Escreva em poucas linhas que o artigo não tem fundamento. Você é
bem indicado para isso, pois sabe ser incisivo, e assim ele nos
deixará em paz.
Mas
alguma coisa em mim se revoltou. Por que deveria ser exatamente eu o
carrasco do Sr. Zaturecky? Era eu por acaso quem recebia um salário
de redator-chefe? Aliás, lembrava-me muito bem que a revista O
Pensamento Plástico tinha julgado prudente recusar meu estudo; e
também o nome do Sr. Zaturecky estava para mim fortemente ligado à
lembrança de Klara, à garrafa de slivovice e a uma boa noitada.
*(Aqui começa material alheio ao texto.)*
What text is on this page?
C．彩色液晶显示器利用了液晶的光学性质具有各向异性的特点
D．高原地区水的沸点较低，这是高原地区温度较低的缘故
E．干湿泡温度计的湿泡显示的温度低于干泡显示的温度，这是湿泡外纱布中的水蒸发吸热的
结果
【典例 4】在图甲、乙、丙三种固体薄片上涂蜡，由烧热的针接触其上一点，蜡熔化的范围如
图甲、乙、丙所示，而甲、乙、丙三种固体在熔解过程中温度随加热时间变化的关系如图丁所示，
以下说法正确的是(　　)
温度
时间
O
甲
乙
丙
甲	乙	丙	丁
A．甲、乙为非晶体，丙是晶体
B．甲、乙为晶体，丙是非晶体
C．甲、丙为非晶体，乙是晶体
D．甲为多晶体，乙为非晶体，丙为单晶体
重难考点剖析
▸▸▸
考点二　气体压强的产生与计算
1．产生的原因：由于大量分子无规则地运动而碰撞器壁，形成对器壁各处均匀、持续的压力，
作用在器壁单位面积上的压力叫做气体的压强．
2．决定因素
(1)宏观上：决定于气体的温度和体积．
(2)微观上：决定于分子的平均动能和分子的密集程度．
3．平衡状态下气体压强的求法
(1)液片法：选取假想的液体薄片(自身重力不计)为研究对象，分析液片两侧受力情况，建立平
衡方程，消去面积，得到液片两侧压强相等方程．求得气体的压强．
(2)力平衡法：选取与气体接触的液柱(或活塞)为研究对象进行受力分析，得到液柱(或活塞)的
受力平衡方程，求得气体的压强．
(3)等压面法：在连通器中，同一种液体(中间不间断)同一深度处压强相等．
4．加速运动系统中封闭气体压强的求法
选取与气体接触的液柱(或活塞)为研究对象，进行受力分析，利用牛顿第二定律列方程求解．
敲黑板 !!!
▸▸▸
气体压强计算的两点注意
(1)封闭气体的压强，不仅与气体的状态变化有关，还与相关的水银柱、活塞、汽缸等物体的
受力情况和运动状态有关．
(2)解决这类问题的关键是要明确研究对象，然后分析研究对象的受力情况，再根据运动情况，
E,
por último, não posso negá-lo, é humano, poderia contar nos dedos
da mão e talvez num só dedo, as pessoas que me consideram como “a
única e exclusiva autoridade”. Por que me tornar inimigo desse
único admirador?
Terminei
minha conversa com Kalusek com algumas palavras espirituosas e vagas
que cada um de nós podia considerar como quisesse, ele como uma
promessa e eu como uma escapatória. Desliguei firmemente decidido a
jamais escrever o parecer crítico para o Sr. Zaturecky.
Apanhei
então um papel de carta na gaveta e escrevi ao Sr. Zaturecky
evitando cuidadosamente formular qualquer tipo de apreciação sobre
seu trabalho, alegando o fato de que minhas ideias sobre a pintura do
século XIX são tidas em geral como erradas, sobretudo pela redação
da revista O Pensamento Plástico, de modo que minha
intervenção poderia ser mais nociva do que útil; ao mesmo tempo,
envolvia o Sr. Zaturecky com uma eloquência amistosa na qual não
passaria despercebida uma marca de simpatia por ele.
Logo
que essa carta foi posta na caixa do correio, esqueci o Sr.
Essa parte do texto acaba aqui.